A chill went over him, that had nothing to do with the wind, or the biting smell of Kesrith's rains. He sat in the sled, the wind whipping at his sparse hair. He saw Flower squatting on her hilltop; and the distant water plant, and vehicles speeding for cover as the storm came down; and airships, running for the makeshift field before the storm should hit: miracle if the crews could get them secured in time. He clenched his fist in rage, foreseeing damage, ships picked up by Kesrith's winds and hurled like toys about the fieldhuman equipage, that, expensive and irreplaceable.

He shifted onto Flower's wavelength and heard Flower giving frantic instructions. They were warning the aircraft off, seeking means to route them round the storm to temporary landing elsewhere. He watched as lightning lit the clouds, and the clouds bred and built, and rolled in with frightening rapidity, red-lit with Arain's glow.

And the dusei in unending rows sat, and watched, and maintained their vigil. The rains began to fall.

Stavros shivered as the first drops spattered the nose of the sled. It was not a place to sit encased in metal, with the lightning flashing overhead. He backed, opened the doorway, entered the Nom and sealed the door after, still hearing Flower's chatter, with weather-radar on his receptor, a bow of storm that clutched at the sea's edge, at the city itself.

Flower, he sent, breaking in on their communications. Flower: Stavros.

They acknowledged, a thin metallic sound, interrupted by static.

Flower: the dusei, the dusei

"We have observed, sir. We are regretfully busy"

He broke in again. Flower: drive off the duset. Break them up, drive them away.

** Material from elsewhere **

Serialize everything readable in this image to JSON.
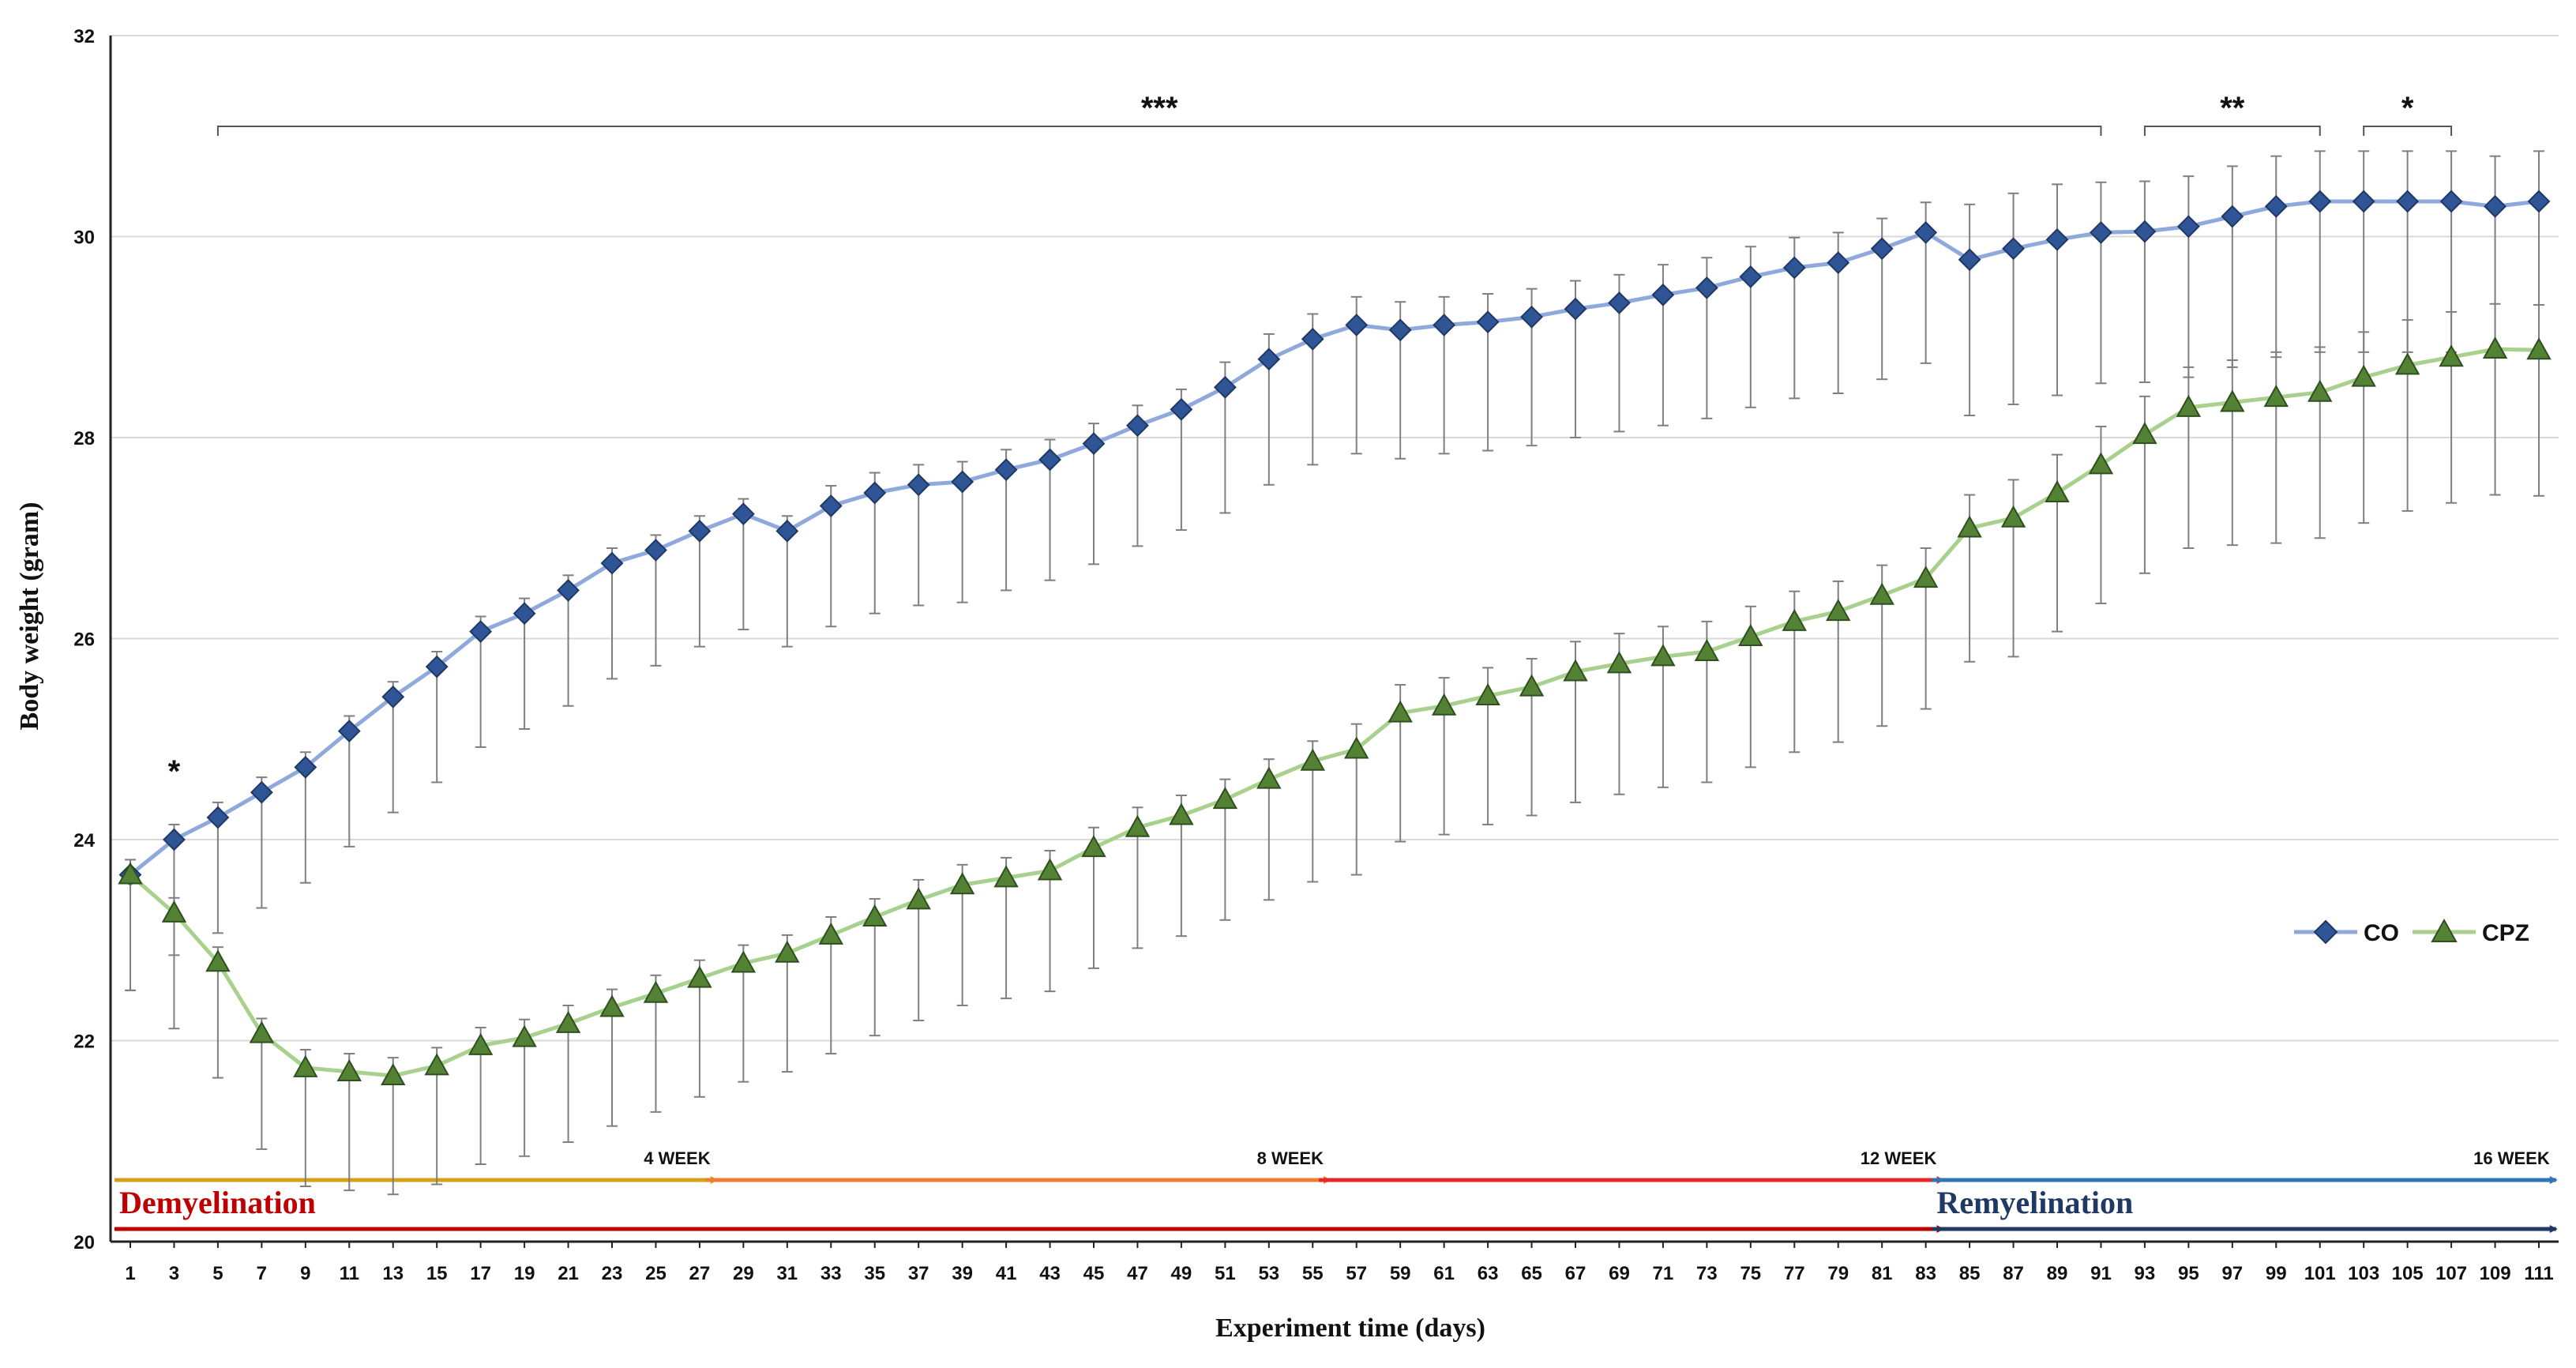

They acknowledged the order. He sat his sled feeling as if he had lost his mind, as if all reason departed him. Doubtless Flower believed that he had lost his senses. But the ominous heaviness in the air persisted. His skin prickled. He could not bear the dus-presence, watching, watching at the storm's edge.

Responsible?

He refused to believe it. Yet in panic he had diverted Flower to deal with them. He heard them discussing the tasktoo wise to discuss the wisdom of it in his hearing. He sat with his skin drawn into gooseflesh, his teeth near to chattering, a quavering and sickly old man, he thought, a man who had been among strangers too long.

He could countermand his own order, break in again and bid them tend more important matters.

But neither could he rid himself of the fear of the dusei.

His screens went all to static, robbing him of the power to communicate with anyone. The static lasted, and there came a note over his receptors that shrilled, ear-tormenting, and passed beyond audibility. He powered down, quickly, desperate, of a sudden consumed with the fear that the sled itself might be malfunctioning, himself trapped, helpless to move or call for help.

He watched, through a curtain of rain against the glass, the line of the dusei begin to break, the beasts scattering; and still he shivered, terrified as he saw many of them break not toward the hills, but toward the city, entering its streets, ranging where dusei were not wont to come.